Le transport aérien a également bondi depuis 1980. Plus de 906 millions de personnes ont pris l'avion aux États-Unis l'an dernier, contre 295 millions en 1980, alors que des milliers de contrôleurs certifiés en moins travaillent aujourd'hui qu'il y a 46 ans — environ 11 000 actuellement contre 16 300 à l'époque. Les contrôleurs sont soumis à un âge de départ à la retraite obligatoire de 56 ans, ce qui signifie que le vivier de personnel expérimenté dépend d'un recrutement et d'une formation continus, qui prennent généralement de deux à quatre ans par contrôleur avant la certification complète.

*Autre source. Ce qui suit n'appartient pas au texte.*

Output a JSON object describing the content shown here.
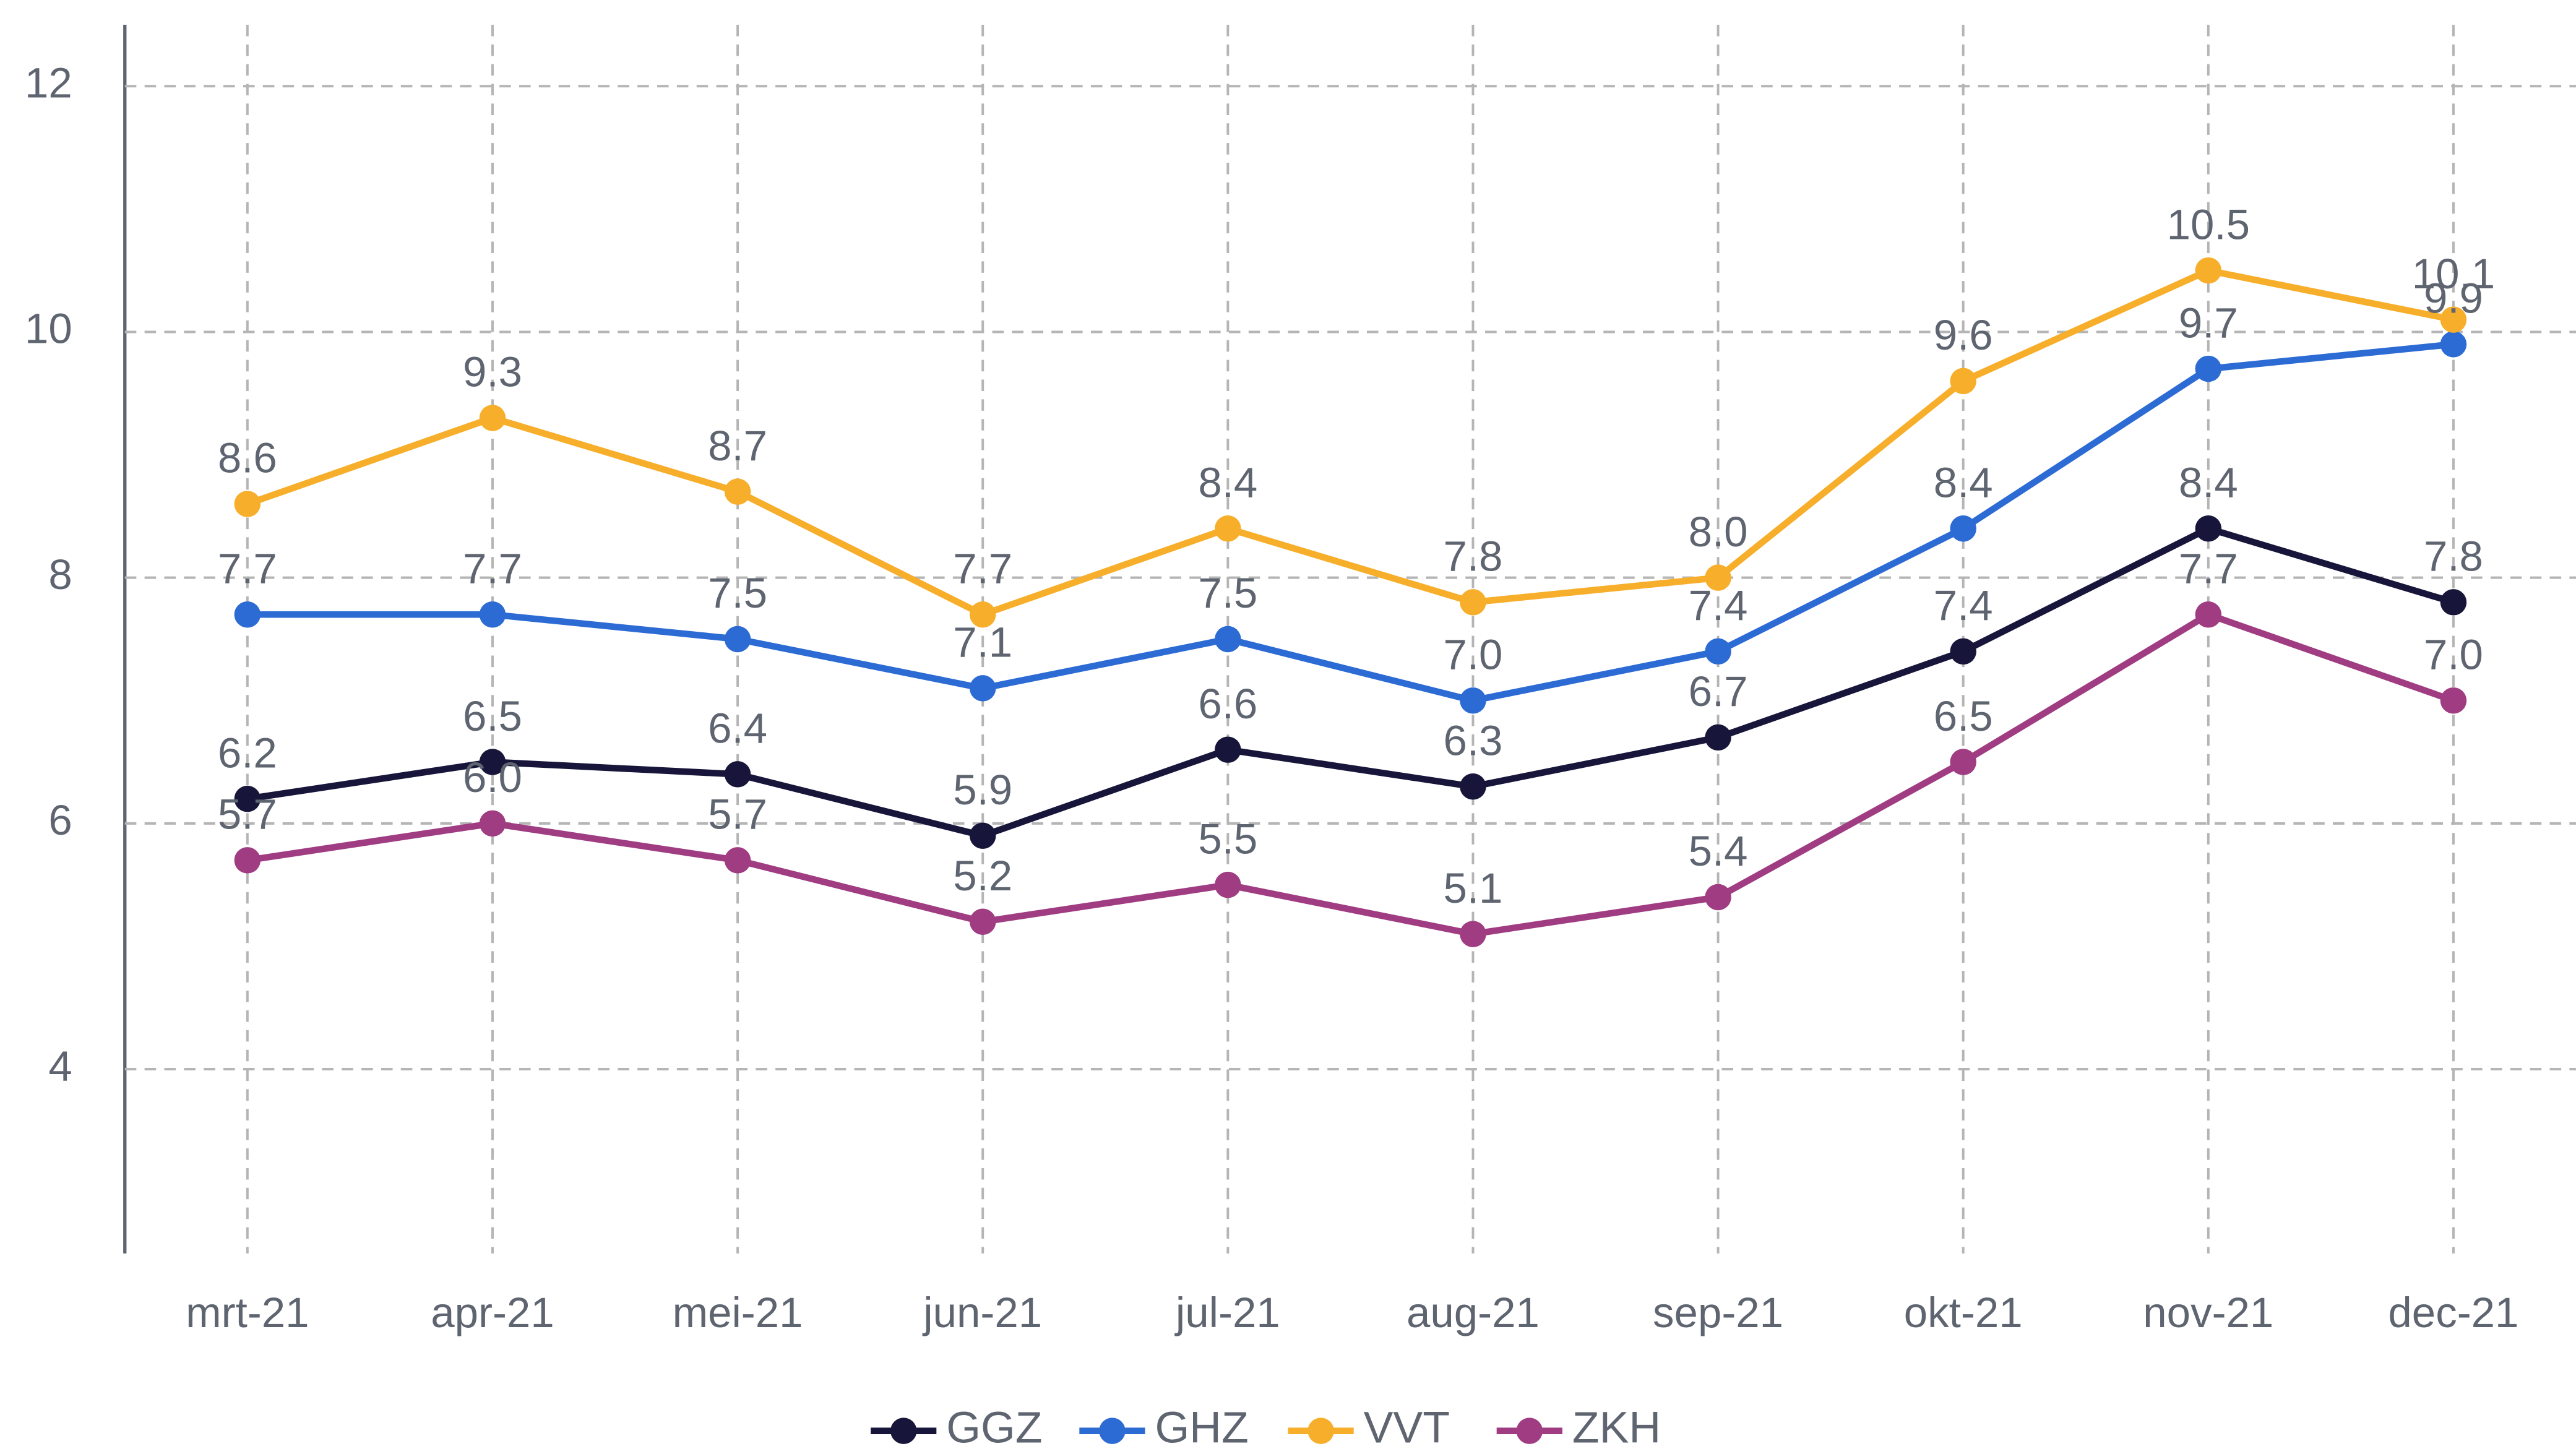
{
  "chart_data": {
    "type": "line",
    "categories": [
      "mrt-21",
      "apr-21",
      "mei-21",
      "jun-21",
      "jul-21",
      "aug-21",
      "sep-21",
      "okt-21",
      "nov-21",
      "dec-21"
    ],
    "series": [
      {
        "name": "GGZ",
        "color": "#17163a",
        "values": [
          6.2,
          6.5,
          6.4,
          5.9,
          6.6,
          6.3,
          6.7,
          7.4,
          8.4,
          7.8
        ],
        "value_labels": [
          "6.2",
          "6.5",
          "6.4",
          "5.9",
          "6.6",
          "6.3",
          "6.7",
          "7.4",
          "8.4",
          "7.8"
        ]
      },
      {
        "name": "GHZ",
        "color": "#2d6bd4",
        "values": [
          7.7,
          7.7,
          7.5,
          7.1,
          7.5,
          7.0,
          7.4,
          8.4,
          9.7,
          9.9
        ],
        "value_labels": [
          "7.7",
          "7.7",
          "7.5",
          "7.1",
          "7.5",
          "7.0",
          "7.4",
          "8.4",
          "9.7",
          "9.9"
        ]
      },
      {
        "name": "VVT",
        "color": "#f7ae2a",
        "values": [
          8.6,
          9.3,
          8.7,
          7.7,
          8.4,
          7.8,
          8.0,
          9.6,
          10.5,
          10.1
        ],
        "value_labels": [
          "8.6",
          "9.3",
          "8.7",
          "7.7",
          "8.4",
          "7.8",
          "8.0",
          "9.6",
          "10.5",
          "10.1"
        ]
      },
      {
        "name": "ZKH",
        "color": "#a03c82",
        "values": [
          5.7,
          6.0,
          5.7,
          5.2,
          5.5,
          5.1,
          5.4,
          6.5,
          7.7,
          7.0
        ],
        "value_labels": [
          "5.7",
          "6.0",
          "5.7",
          "5.2",
          "5.5",
          "5.1",
          "5.4",
          "6.5",
          "7.7",
          "7.0"
        ]
      }
    ],
    "ylim": [
      2.5,
      12.5
    ],
    "yticks": [
      4,
      6,
      8,
      10,
      12
    ],
    "grid": true,
    "legend": "bottom"
  }
}
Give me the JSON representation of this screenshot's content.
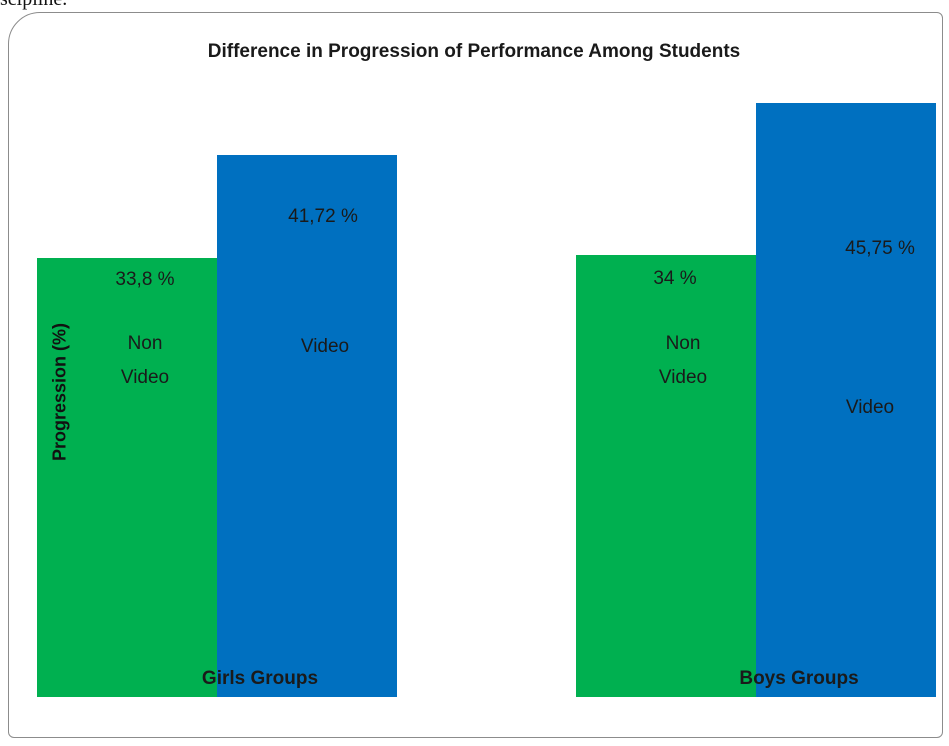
{
  "page_text": "scipline.",
  "chart_data": {
    "type": "bar",
    "title": "Difference in Progression of Performance Among Students",
    "y_label": "Progression (%)",
    "categories": [
      "Girls Groups",
      "Boys Groups"
    ],
    "series": [
      {
        "name": "Non Video",
        "color": "#00b050",
        "values": [
          33.8,
          34
        ],
        "value_labels": [
          "33,8 %",
          "34 %"
        ]
      },
      {
        "name": "Video",
        "color": "#0070c0",
        "values": [
          41.72,
          45.75
        ],
        "value_labels": [
          "41,72 %",
          "45,75 %"
        ]
      }
    ],
    "ylim": [
      0,
      53.5
    ]
  }
}
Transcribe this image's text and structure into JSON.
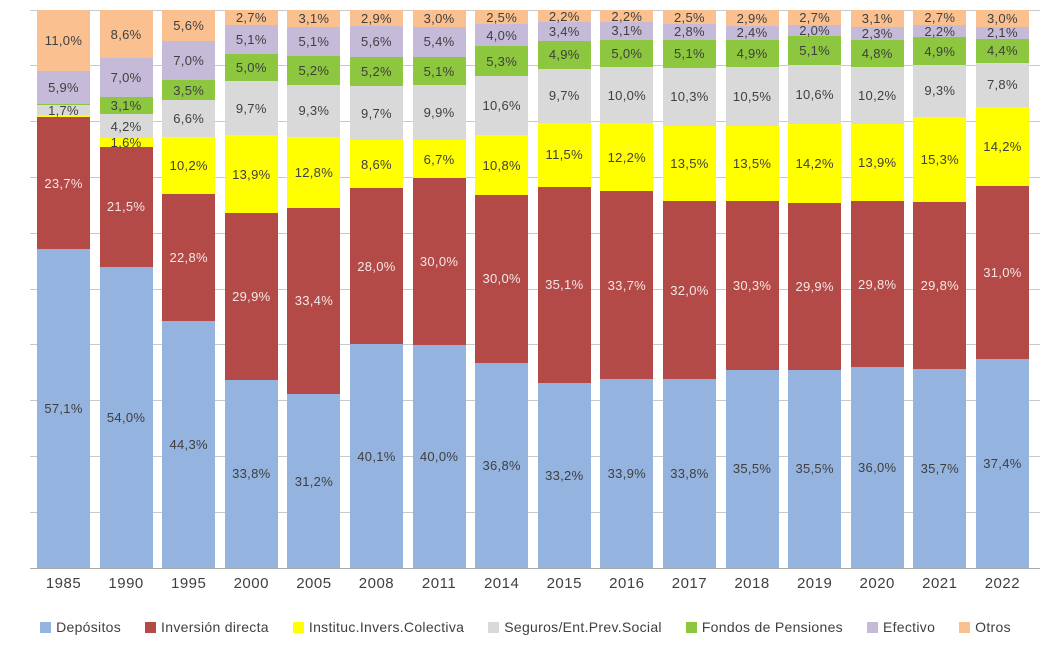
{
  "chart_data": {
    "type": "bar",
    "stacked": true,
    "unit": "%",
    "title": "",
    "xlabel": "",
    "ylabel": "",
    "ylim": [
      0,
      100
    ],
    "grid": true,
    "grid_interval": 10,
    "legend_position": "bottom",
    "decimal_separator": ",",
    "label_min_value": 1.0,
    "text_color": "#3F3F3F",
    "gridline_color": "#C9C9C9",
    "baseline_color": "#ABABAB",
    "categories": [
      "1985",
      "1990",
      "1995",
      "2000",
      "2005",
      "2008",
      "2011",
      "2014",
      "2015",
      "2016",
      "2017",
      "2018",
      "2019",
      "2020",
      "2021",
      "2022"
    ],
    "series": [
      {
        "name": "Depósitos",
        "color": "#95B3DF",
        "label_color": "#3F3F3F",
        "values": [
          57.1,
          54.0,
          44.3,
          33.8,
          31.2,
          40.1,
          40.0,
          36.8,
          33.2,
          33.9,
          33.8,
          35.5,
          35.5,
          36.0,
          35.7,
          37.4
        ]
      },
      {
        "name": "Inversión directa",
        "color": "#B34A47",
        "label_color": "#F5E6E5",
        "values": [
          23.7,
          21.5,
          22.8,
          29.9,
          33.4,
          28.0,
          30.0,
          30.0,
          35.1,
          33.7,
          32.0,
          30.3,
          29.9,
          29.8,
          29.8,
          31.0
        ]
      },
      {
        "name": "Instituc.Invers.Colectiva",
        "color": "#FFFF00",
        "label_color": "#3F3F3F",
        "values": [
          0.4,
          1.6,
          10.2,
          13.9,
          12.8,
          8.6,
          6.7,
          10.8,
          11.5,
          12.2,
          13.5,
          13.5,
          14.2,
          13.9,
          15.3,
          14.2
        ]
      },
      {
        "name": "Seguros/Ent.Prev.Social",
        "color": "#D9D9D9",
        "label_color": "#3F3F3F",
        "values": [
          1.7,
          4.2,
          6.6,
          9.7,
          9.3,
          9.7,
          9.9,
          10.6,
          9.7,
          10.0,
          10.3,
          10.5,
          10.6,
          10.2,
          9.3,
          7.8
        ]
      },
      {
        "name": "Fondos de Pensiones",
        "color": "#8DC63F",
        "label_color": "#3F3F3F",
        "values": [
          0.2,
          3.1,
          3.5,
          5.0,
          5.2,
          5.2,
          5.1,
          5.3,
          4.9,
          5.0,
          5.1,
          4.9,
          5.1,
          4.8,
          4.9,
          4.4
        ]
      },
      {
        "name": "Efectivo",
        "color": "#C5BBD8",
        "label_color": "#3F3F3F",
        "values": [
          5.9,
          7.0,
          7.0,
          5.1,
          5.1,
          5.6,
          5.4,
          4.0,
          3.4,
          3.1,
          2.8,
          2.4,
          2.0,
          2.3,
          2.2,
          2.1
        ]
      },
      {
        "name": "Otros",
        "color": "#FAC090",
        "label_color": "#3F3F3F",
        "values": [
          11.0,
          8.6,
          5.6,
          2.7,
          3.1,
          2.9,
          3.0,
          2.5,
          2.2,
          2.2,
          2.5,
          2.9,
          2.7,
          3.1,
          2.7,
          3.0
        ]
      }
    ]
  }
}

Chaque contrôleur interrogé par le journal a signalé « une tendance de longue durée à n'avoir que quatre jours de repos par mois. Les vacations dépassent régulièrement 10 heures. Au lieu d'une semaine standard de quatre jours et 40 heures, les contrôleurs se voient attribuer deux vacations de travail supplémentaire obligatoires par semaine, ce qui les contraint à des semaines de six jours qui dévastent souvent la vie familiale et personnelle, et compliquent la santé mentale. »
Les contrôleurs disent être « à bout » sous la pression. Bien qu'ils soient syndiqués, plusieurs contrôleurs en poste et retraités ont déclaré à l'Examiner que leur syndicat jusqu'ici « marche sur des œufs avec l'administration Trump de crainte que le gouvernement ne puisse légalement décertifier le syndicat, comme l'administration Reagan l'a fait ». Cette référence renvoie à 1981, lorsque le président Ronald Reagan a licencié plus de 11 000 contrôleurs en grève qui refusaient de reprendre le travail, un épisode qui a décimé les effectifs et façonne encore les relations de travail au sein de l'agence.
Les avertissements sur la sécurité du trafic aérien surviennent alors que le pays aborde le week-end du Labor Day, l'une des périodes de voyage les plus chargées de l'année, avec environ 3 millions de personnes attendues dans les airs.